"With pleasure!" cried Jan. "But it will be a hard journey, m'sieur. I must hurry, and you may not be accustomed to running behind the dogs."

Thornton rose and stretched out a hand.

"It can't be too hard for me," he said. "I wish—"

He stopped, and something in his low voice made Jan look straight into his eyes. For a moment they gazed at each other in silence, and again Jan saw in Thornton's face the look of loneliness and grief which he had first seen in the half gloom of the hotel. It was the suppressed note in Thornton's voice, of despair almost, that struck him deepest, and made him hold the other's hand a moment longer. Then he turned to his pack upon the sledge.

"I've got meat and coffee and hard biscuits," he said. "Will you have breakfast with me?"

That day Jan and Thornton made fifty miles westward over the level surface of the Saskeram, and camped again on the Saskatchewan. The second day they followed the river, passed the Sipanock, and struck south and west over the snow-covered ice for Prince Albert. It was early afternoon of the fourth day when at last they came to the town.

"We will go to the offices of the great company," said Jan. "We will lose no time."

It was Thornton now who guided him to the century-old building at the west edge of the town. It was Thornton who led him into an office filled mostly with young women, who were laboring at clicking machines; and it was Thornton who presented a square bit of white card to a gray-haired man at a desk, who, after reading it, rose from his chair, bowed, and shook hands with him.
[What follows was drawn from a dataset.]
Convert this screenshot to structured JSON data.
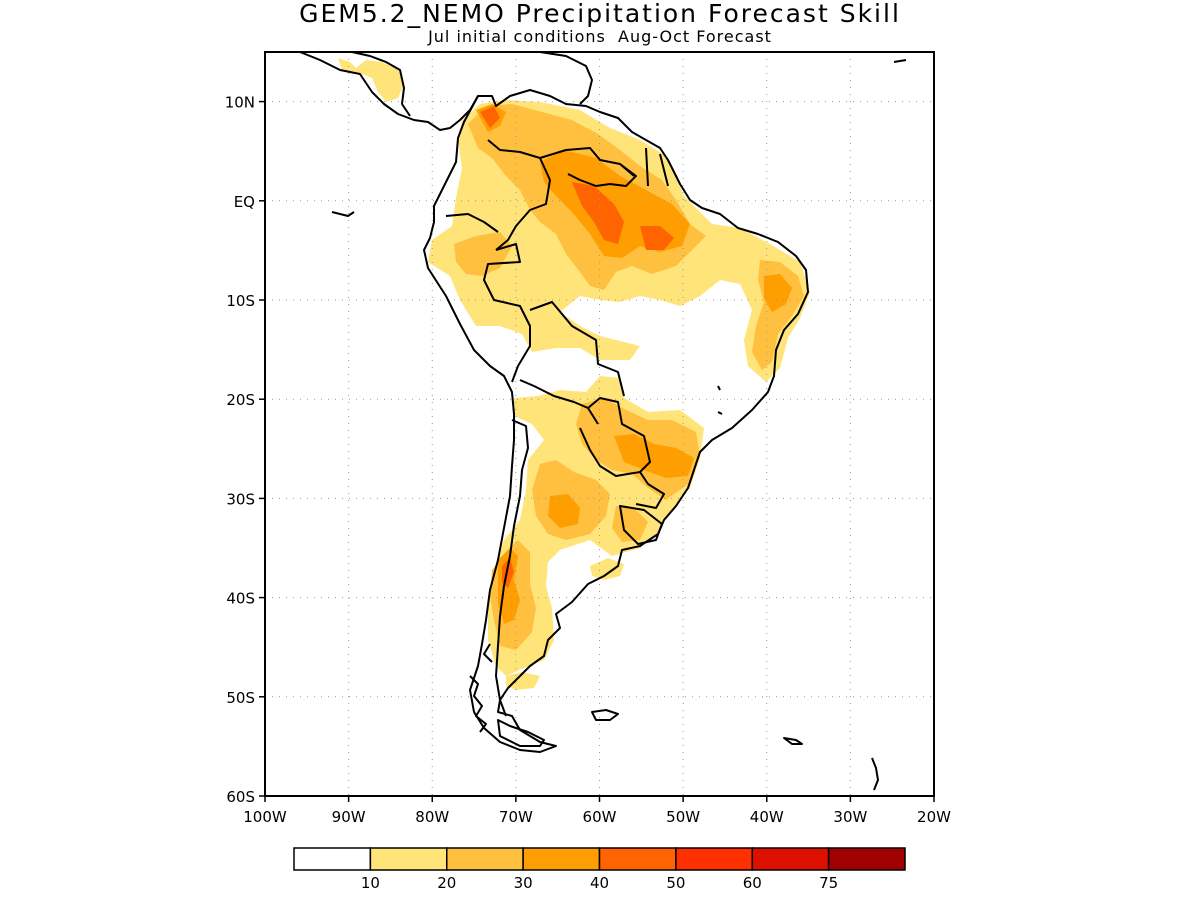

And a few moments later a door opened, and Jan Thoreau, alone, passed through it, his heart quivering, his breath choking him, his hand clutching at the papers in his breast pocket.

Outside Thornton waited. An hour passed and still the door did not reopen. The man at the desk glanced curiously at Thornton. Two girls at typewriters exchanged whispered opinions as to who might be this wild-looking creature from the north who was taking up an hour of the sub-commissioner's time. Nearly two hours passed before Jan appeared. Thornton, still patient, rose as the door opened. His eyes first encountered the staring face of the sub-commissioner. Then Jan came out. He had aged five years in two hours. There was a tired stoop to his shoulders, a strange pallor in his cheeks. To Thornton his thin face seemed to have grown thinner. With bowed head, looking nowhere but ahead of him, Jan passed on, and as the last door opened to let them out into the pale winter sun, Thornton heard the muffled sobbing of his breath. His fingers gripped Jan's arm, his eyes were blazing.

"If you're getting the wrong end of anything up there," he cried fiercely; "if you're in trouble, and they're taking the blood out of you—tell me and I'll put the clamps on 'em, so 'elp me God! They'll buck the devil when they buck Jack Thornton, and if it needs money to show 'em so, I've got half a million to teach 'em the game!"